Summer research at the Queens Chemistry lab will be focused on using plants as replacements for petroleum for the production of chemicals. Specifically we use lignin, a polymer found in the cell walls of all plants to make ionic liquids, solvents with tunable properties for various renewable energy applications. Interested teachers will help to synthesize, purify and analyze molecules. The overall goal is to engineer “closed-loop” systems, such as the use of ligninderived ionic liquids for the production of fermentable sugars (e.g. glucose and xylose).

Research Abstract

Teachers spend hours in professional development, supposedly designed to improve teaching in the classroom, but most professional development lacks a mechanism that can be used to bring relevance into the classroom.  Moreover, the existing curriculum lacks material that motivates students to understand the “real-world” importance of science.  To build a repertoire of interesting lesson plans, teachers must venture outside the classroom. For science teachers, first-hand laboratory research experience is a potential source of professional knowledge that can translated to classroom enrichment. Working in an academic research lab, and spending time with the lab’s personnel gives an insight into the ups and downs of the scientific world. Additionally, through learning and practicing research techniques such as experimental design, solution preparation and gas chromatography-mass spectrometry, it is envisioned that my ability to communicate science to my students will be improved. By reading, understanding and presenting novel research in the field of biomaterials, I am also able to pique the interest of my students. Specifically, the use of ionic liquids to produce biofuels from switchgrass is relevant to Unit 4 of my Environmental Sustainability course.
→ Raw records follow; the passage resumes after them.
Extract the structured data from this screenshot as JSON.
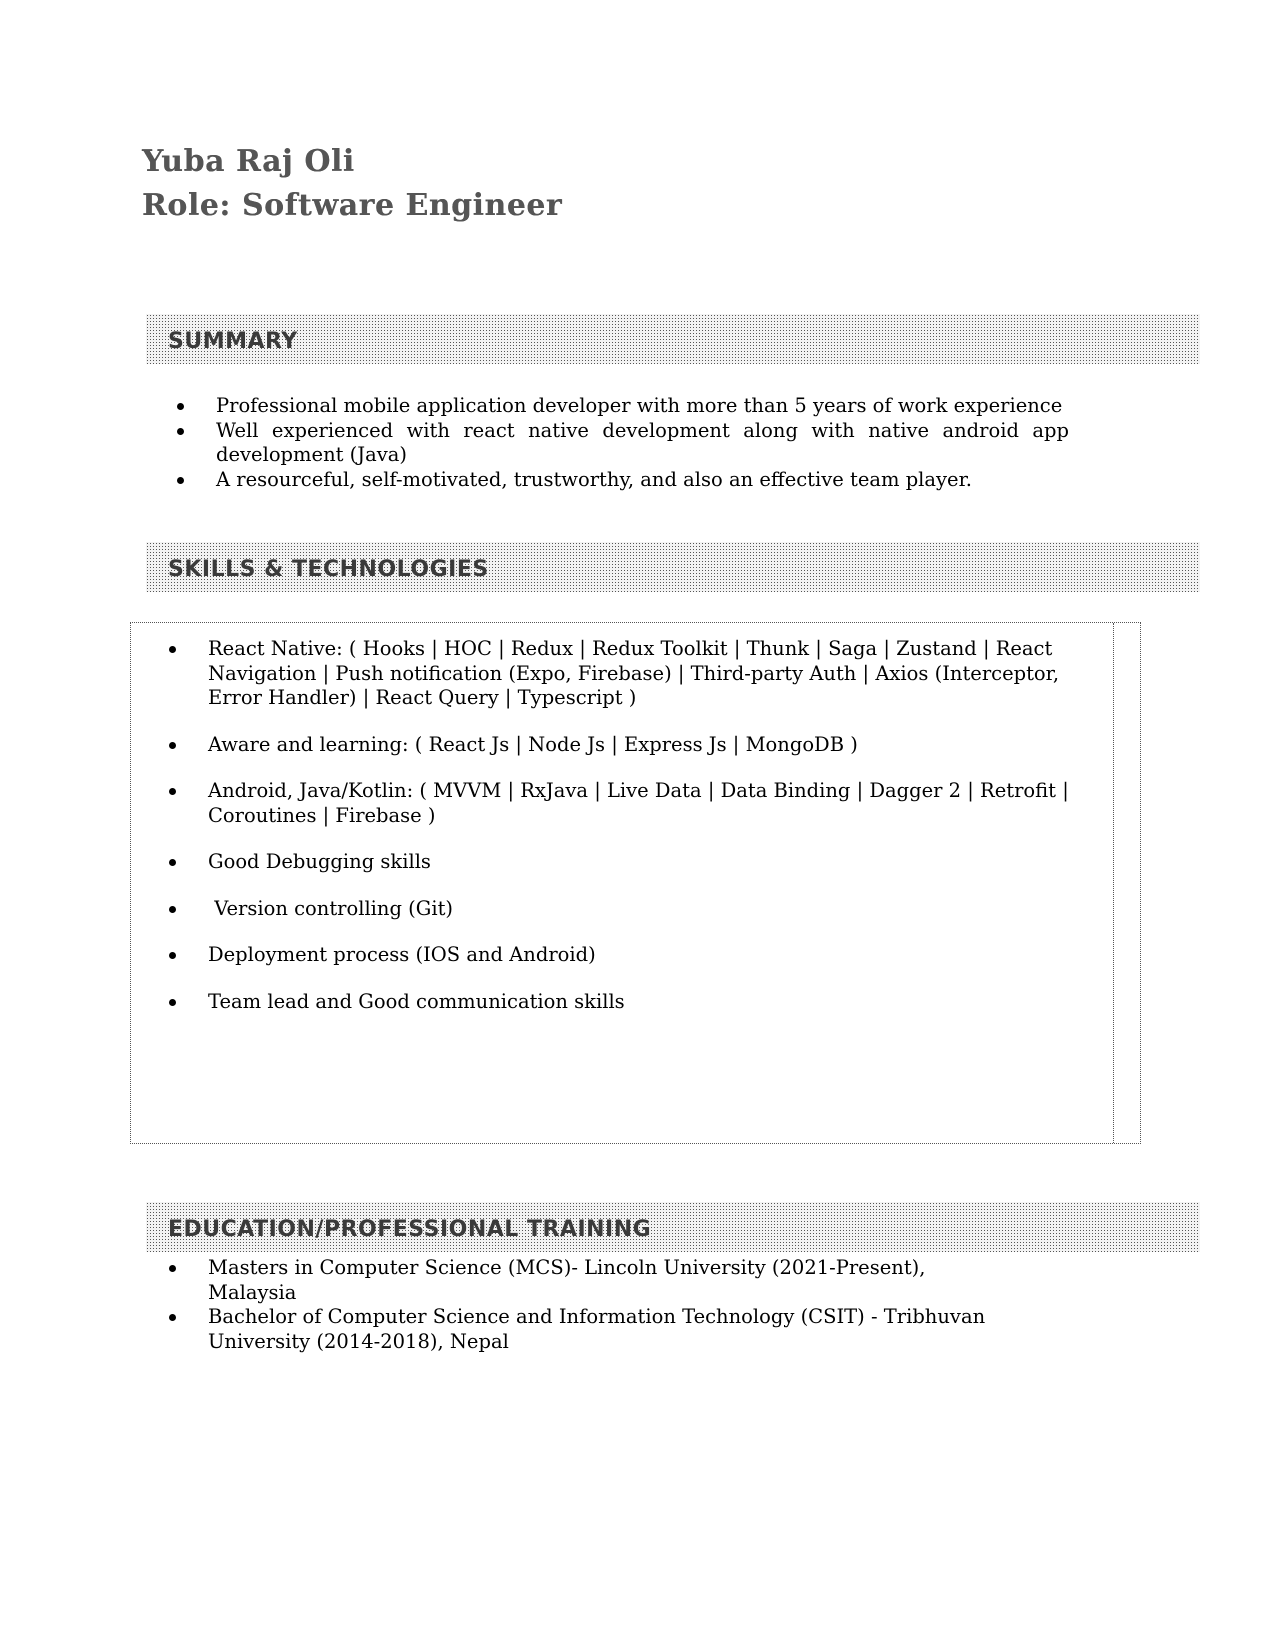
{
  "header": {
    "name": "Yuba Raj Oli",
    "role": "Role: Software Engineer"
  },
  "summary": {
    "title": "SUMMARY",
    "items": [
      "Professional mobile application developer with more than 5 years of work experience",
      "Well experienced with react native development along with native android app development (Java)",
      "A resourceful, self-motivated, trustworthy, and also an effective team player."
    ]
  },
  "skills": {
    "title": "SKILLS & TECHNOLOGIES",
    "items": [
      "React Native: ( Hooks | HOC | Redux | Redux Toolkit | Thunk | Saga | Zustand | React Navigation | Push notification (Expo, Firebase) | Third-party Auth | Axios (Interceptor, Error Handler) | React Query | Typescript )",
      "Aware and learning: ( React Js | Node Js | Express Js | MongoDB )",
      "Android, Java/Kotlin: ( MVVM | RxJava | Live Data | Data Binding | Dagger 2 | Retrofit | Coroutines | Firebase )",
      "Good Debugging skills",
      " Version controlling (Git)",
      "Deployment process (IOS and Android)",
      "Team lead and Good communication skills"
    ]
  },
  "education": {
    "title": "EDUCATION/PROFESSIONAL TRAINING",
    "items": [
      "Masters in Computer Science (MCS)- Lincoln University (2021-Present), Malaysia",
      "Bachelor of Computer Science and Information Technology (CSIT) - Tribhuvan University (2014-2018), Nepal"
    ]
  }
}
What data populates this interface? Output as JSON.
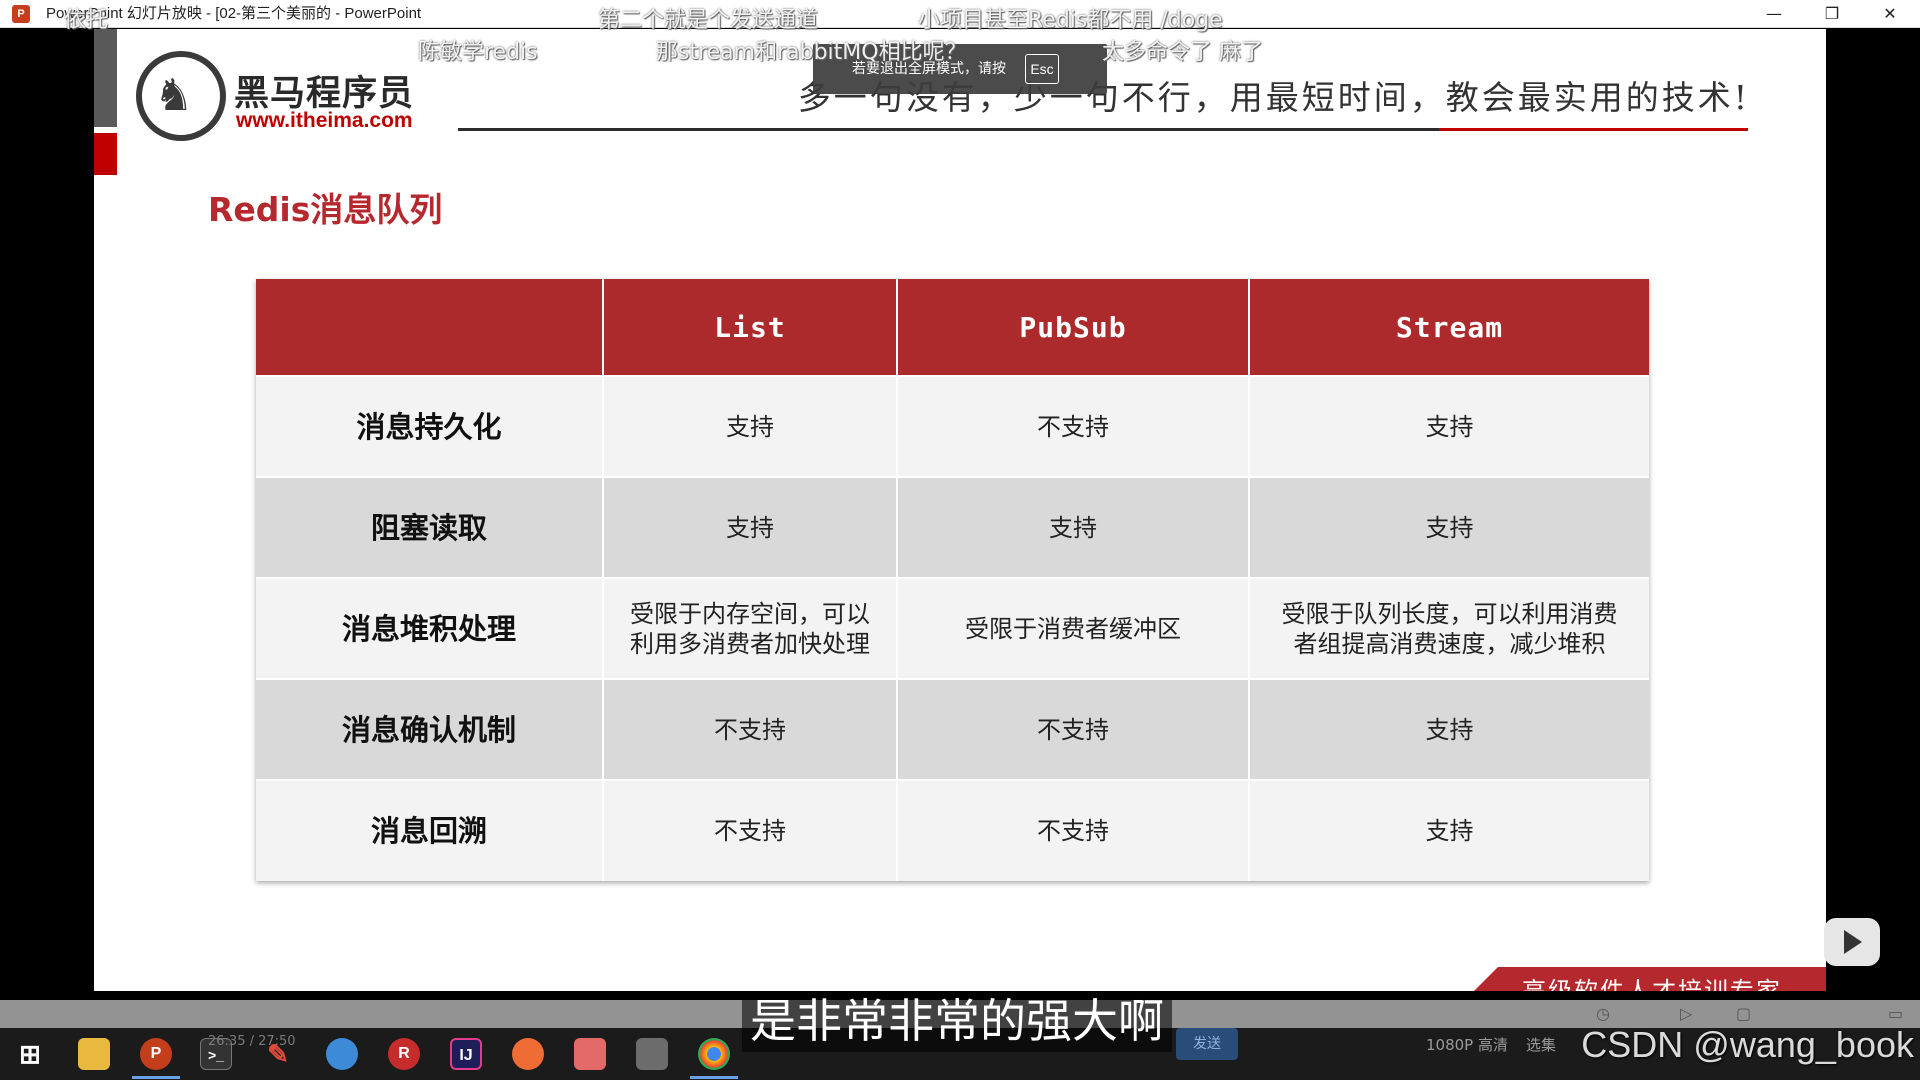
{
  "window": {
    "title": "PowerPoint 幻灯片放映 - [02-第三个美丽的 - PowerPoint",
    "icon": "P",
    "minimize": "—",
    "restore": "❐",
    "close": "✕"
  },
  "header": {
    "logo_name": "黑马程序员",
    "logo_url": "www.itheima.com",
    "slogan": "多一句没有，少一句不行，用最短时间，教会最实用的技术!"
  },
  "slide": {
    "title": "Redis消息队列",
    "tagline": "高级软件人才培训专家"
  },
  "table": {
    "columns": [
      "",
      "List",
      "PubSub",
      "Stream"
    ],
    "rows": [
      {
        "label": "消息持久化",
        "cells": [
          "支持",
          "不支持",
          "支持"
        ]
      },
      {
        "label": "阻塞读取",
        "cells": [
          "支持",
          "支持",
          "支持"
        ]
      },
      {
        "label": "消息堆积处理",
        "cells": [
          "受限于内存空间，可以利用多消费者加快处理",
          "受限于消费者缓冲区",
          "受限于队列长度，可以利用消费者组提高消费速度，减少堆积"
        ]
      },
      {
        "label": "消息确认机制",
        "cells": [
          "不支持",
          "不支持",
          "支持"
        ]
      },
      {
        "label": "消息回溯",
        "cells": [
          "不支持",
          "不支持",
          "支持"
        ]
      }
    ]
  },
  "overlay": {
    "esc_tip": "若要退出全屏模式，请按",
    "esc_key": "Esc",
    "danmaku": [
      "依托",
      "第二个就是个发送通道",
      "小项目甚至Redis都不用 /doge",
      "陈敏学redis",
      "那stream和rabbitMQ相比呢？",
      "太多命令了 麻了"
    ],
    "subtitle": "是非常非常的强大啊",
    "watermark": "CSDN @wang_book"
  },
  "player": {
    "time": "26:35 / 27:50",
    "send": "发送",
    "quality": "1080P 高清",
    "select": "选集"
  },
  "taskbar": {
    "icons": [
      "windows-start",
      "file-explorer",
      "powerpoint",
      "terminal",
      "pen",
      "sketch-app",
      "redis-desktop",
      "intellij-idea",
      "postman",
      "eraser-app",
      "screenshot-tool",
      "chrome"
    ],
    "accent": "#6aa0e8"
  },
  "colors": {
    "brand_red": "#ad2a2c",
    "title_red": "#b5282d",
    "row_light": "#f3f3f3",
    "row_dark": "#d9d9d9"
  }
}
To collect information, I have conducted one on one meetings with the PI, attended weekly lab group meetings and interviewed a postdoctoral researcher, one high school student, and 4 undergraduate  students working in the Queens University Chemistry Lab in Summer 2019.  The ultimate goal of my interviews are to extract information from researchers that would be interesting to present to my students to encourage participation in STEM disciplines.